Özal bu yapıyı iktidarı döneminde tanıdığı için vatansever olduğuna inandığı ve devletin istihbarat ağını iyi bilen Hiram Abas ve Mehmet Eymür'e geniş yetkiler verdi. Bir yandan da Özal İngiltere'de yıldızı parlayan Kıbrıs Türkü Asil Nadir'i basın dünyasına girmeye ikna etti. Buradaki amaç Hürriyet'in sahibi Erol Simavi'nin gücünü kırmaktı. Eski Emniyet Müdürlerinden Fahri Görgülü, Asil Nadir'in yanına monte edilmişti.

Bir yandan çıkarları zedelenen, bir yandan da Türkiye reformlarla kabuk değiştirmeye başlayınca İbrahim Türker ve ekibi haliyle bu durumdan rahatsızlık duydu. Tam o zamanlarda İrangate olayı patlak verdi. ABD tarafından İran'a gönderilen silahları Kemal Horzum kendi şirketi olan B.C. Havayolları üzerinden Mustafa Arda'nın yardımıyla taşıdı. Tabii Horzum'un arkasında İbrahim Türker vardı ve bu skandaldan elde edilen para 1988'deki Özal suikastinde kullanıldı.

Özel Harp Dairesi'nden Sabri Yirmibeşoğlu, iş dünyasından Kemal Horzum, basın dünyasından Erol Simavi, ANAP içerisinden yedi ismin şebekenin emirleri doğrultusunda Özal suikastini organize ettikleri iddia edildi. Tetikçi Demirağ tıpkı Horzum gibi Afyonlu. Demirağ'ın kullandığı silah İngiliz marka Scott Webley ve İngiltere'den özel olarak getirtilmişti.

Tamamen tesadüf eseri suikast başarısız olunca Özal bu şebekenin izlerini buldu. Ama gücünün yetmeyeceğini anlayınca geri adım attı.

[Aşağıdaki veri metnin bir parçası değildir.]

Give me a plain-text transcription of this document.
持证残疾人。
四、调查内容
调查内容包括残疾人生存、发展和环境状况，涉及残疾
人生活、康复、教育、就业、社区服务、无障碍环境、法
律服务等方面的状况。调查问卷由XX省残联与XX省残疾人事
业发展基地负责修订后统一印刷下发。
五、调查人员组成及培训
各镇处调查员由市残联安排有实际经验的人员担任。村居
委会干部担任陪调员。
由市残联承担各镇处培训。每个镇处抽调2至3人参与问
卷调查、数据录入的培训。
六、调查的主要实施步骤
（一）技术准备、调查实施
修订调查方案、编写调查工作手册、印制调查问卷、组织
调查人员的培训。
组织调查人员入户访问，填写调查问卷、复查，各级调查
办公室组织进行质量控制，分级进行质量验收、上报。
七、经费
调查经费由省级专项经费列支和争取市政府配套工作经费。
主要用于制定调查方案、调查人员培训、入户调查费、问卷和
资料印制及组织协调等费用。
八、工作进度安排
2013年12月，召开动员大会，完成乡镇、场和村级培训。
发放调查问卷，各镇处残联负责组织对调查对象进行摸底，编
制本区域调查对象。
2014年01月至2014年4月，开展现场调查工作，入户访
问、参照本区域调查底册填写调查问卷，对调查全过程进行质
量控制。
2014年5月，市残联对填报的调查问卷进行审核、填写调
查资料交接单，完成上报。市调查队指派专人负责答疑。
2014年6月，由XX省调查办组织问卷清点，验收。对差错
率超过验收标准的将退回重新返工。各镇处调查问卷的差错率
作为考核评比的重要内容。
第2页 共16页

1991 seçimleriyle Demirel yeniden iktidara gelince şebeke çok rahatladı. Türker ve ekibinin ilk işi Özal'ın yakın çalışma arkadaşlarını ANAP'tan uzaklaştırmak oldu. Öte yandan Çankaya'da Özal'ı çembere alarak etkisiz hale getirmeye çalıştılar.

Balyoz davası tutuklusu Hasan Iğsız, Köşk istihbarat sorumlusu eski Cumhurbaşkanlarımızdan Cevdet Sunay'ın yeğeni Fuat Bey Özal'ın çevresini oluşturdular. 1993 yılında meydana gelen Özal'ın zehirlenme hadisesi için bu isimlerin ifadelerine başvurulsa daha iyi olur. Yoksa adı geçen Levent Ersöz'ün Özal'ın ölümüyle zerre ilgisi olmadığını herkes biliyor. Ayrıca Özal'ın zehirlenme hadisesine benzer vakalar o dönem sıkça yaşanmıştı ve dönemin yetkililerine ulaştırılmıştı.

İyi bir doktor aynı zamanda iyi bir katil olabilir. Çünkü insan anatomisini iyi tanır. Demirel'in, 'Özal zaten ölecekti' türü tezviratlarını ciddiye almayın. İbrahim Türker çok iyi bir kimya mütehassısıydı. Batı dünyası için yıllarca Ruslarla mücadele etti.

Sovyet Politbürosu'ndan tanıdığı üst düzey mason yetkililer ve Seydişehir Alüminyum ve İskenderun Demir-Çelik fabrikalarının kurulması esnasında tanıştığı Ruslardan zehirler temin edildi. Ve nokta konuldu.

Bu bilgiler buzdağının sadece görünenleri. Devletin içinde yer etmiş şebekeler siyaseti ve ekonomiyi istedikleri gibi dizayn ettiler. Diğer gerçekler de zamanla ortaya çıkacaktır.